Authors: Xuyang Yan, Abdollah Homaifar, Mrinmoy Sarkar, Abenezer Girma, Edward Tunstel

IJCAI 2021 | Venue PDF | LLM Run Details

Reproducibility Variable	Result	LLM Response
Research Type	Experimental	In this section, experiments are conducted on the CDSC-AL framework using nine benchmark datasets, and comparison studies with the state-of-the-art methods are presented.
Researcher Affiliation	Collaboration	1North Carolina A&T State University, Greensboro, NC, 27401, USA 2Raytheon Technologies Research Center, East Hartford, CT, 06108, USA
Pseudocode	Yes	Algorithm 1 An overview of CDSC-AL framework, Algorithm 2 New cluster merge procedure, Algorithm 3 Adaptation of drifted and novel concepts, Algorithm 4 Classiﬁcation through label propagation
Open Source Code	Yes	The python code of the CDSC-AL framework is available at the link1. 1https://github.com/XuyangAbert/CDSC-AL
Open Datasets	Yes	Nine multi-class benchmark datasets, including three synthetic datasets and six wellknown real datasets from [Dheeru and Karra Taniskidou, 2017], are used in the experiments for performance evaluation. Table 1 summarizes these datasets in terms of sample size, dimensionality, number of classes, and class overlap.
Dataset Splits	No	The paper describes partitioning data into chunks and using a small portion of labels for semi-supervised learning, but it does not provide explicit training/validation/test dataset splits with percentages, sample counts, or cross-validation details for static dataset partitioning.

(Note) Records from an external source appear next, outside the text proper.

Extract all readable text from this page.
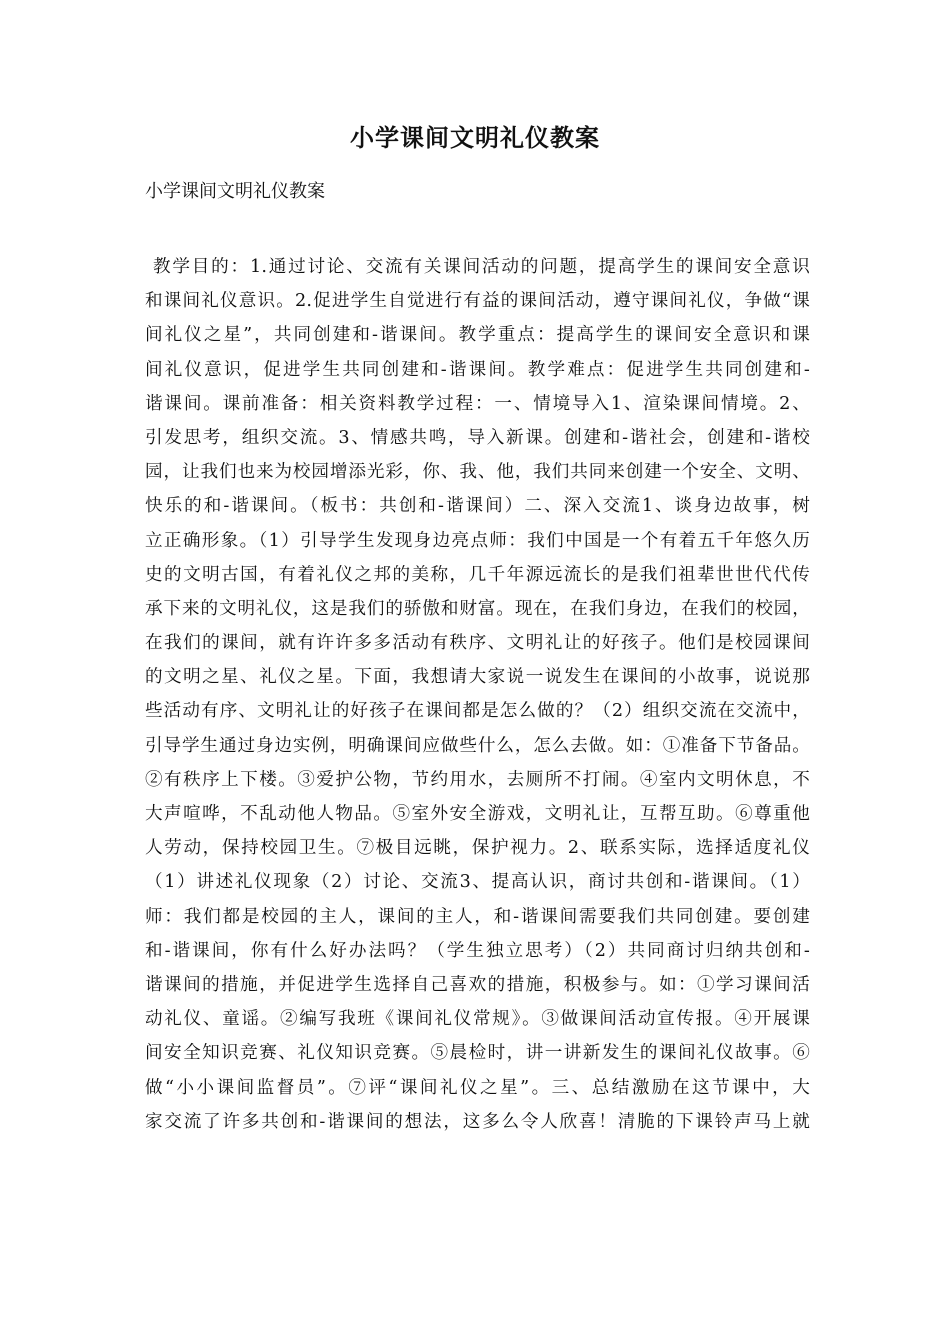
小学课间文明礼仪教案

小学课间文明礼仪教案

教学目的：1.通过讨论、交流有关课间活动的问题，提高学生的课间安全意识
和课间礼仪意识。2.促进学生自觉进行有益的课间活动，遵守课间礼仪，争做“课
间礼仪之星”，共同创建和-谐课间。教学重点：提高学生的课间安全意识和课
间礼仪意识，促进学生共同创建和-谐课间。教学难点：促进学生共同创建和-
谐课间。课前准备：相关资料教学过程：一、情境导入1、渲染课间情境。2、
引发思考，组织交流。3、情感共鸣，导入新课。创建和-谐社会，创建和-谐校
园，让我们也来为校园增添光彩，你、我、他，我们共同来创建一个安全、文明、
快乐的和-谐课间。（板书：共创和-谐课间）二、深入交流1、谈身边故事，树
立正确形象。（1）引导学生发现身边亮点师：我们中国是一个有着五千年悠久历
史的文明古国，有着礼仪之邦的美称，几千年源远流长的是我们祖辈世世代代传
承下来的文明礼仪，这是我们的骄傲和财富。现在，在我们身边，在我们的校园，
在我们的课间，就有许许多多活动有秩序、文明礼让的好孩子。他们是校园课间
的文明之星、礼仪之星。下面，我想请大家说一说发生在课间的小故事，说说那
些活动有序、文明礼让的好孩子在课间都是怎么做的？（2）组织交流在交流中，
引导学生通过身边实例，明确课间应做些什么，怎么去做。如：①准备下节备品。
②有秩序上下楼。③爱护公物，节约用水，去厕所不打闹。④室内文明休息，不
大声喧哗，不乱动他人物品。⑤室外安全游戏，文明礼让，互帮互助。⑥尊重他
人劳动，保持校园卫生。⑦极目远眺，保护视力。2、联系实际，选择适度礼仪
（1）讲述礼仪现象（2）讨论、交流3、提高认识，商讨共创和-谐课间。（1）
师：我们都是校园的主人，课间的主人，和-谐课间需要我们共同创建。要创建
和-谐课间，你有什么好办法吗？（学生独立思考）（2）共同商讨归纳共创和-
谐课间的措施，并促进学生选择自己喜欢的措施，积极参与。如：①学习课间活
动礼仪、童谣。②编写我班《课间礼仪常规》。③做课间活动宣传报。④开展课
间安全知识竞赛、礼仪知识竞赛。⑤晨检时，讲一讲新发生的课间礼仪故事。⑥
做“小小课间监督员”。⑦评“课间礼仪之星”。三、总结激励在这节课中，大
家交流了许多共创和-谐课间的想法，这多么令人欣喜！清脆的下课铃声马上就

Hardware Specification	Yes	All experiments are conducted on an Intel Xeon (R) machine with 64GB RAM operating on Microsoft Windows 10.
Software Dependencies	No	The paper mentions MATLAB, MOA framework, and Python code but does not provide specific version numbers for these software components or any associated libraries.
Experiment Setup	Yes	For the semi-supervised methods and CDSC-AL, the portion of labeled data of each incoming data chunk is set as 10%. For supervised methods, the labels of all samples from an incoming data chunk are provided to update the classiﬁer after classiﬁcation while CDSC-AL utilized only 10% labeled data.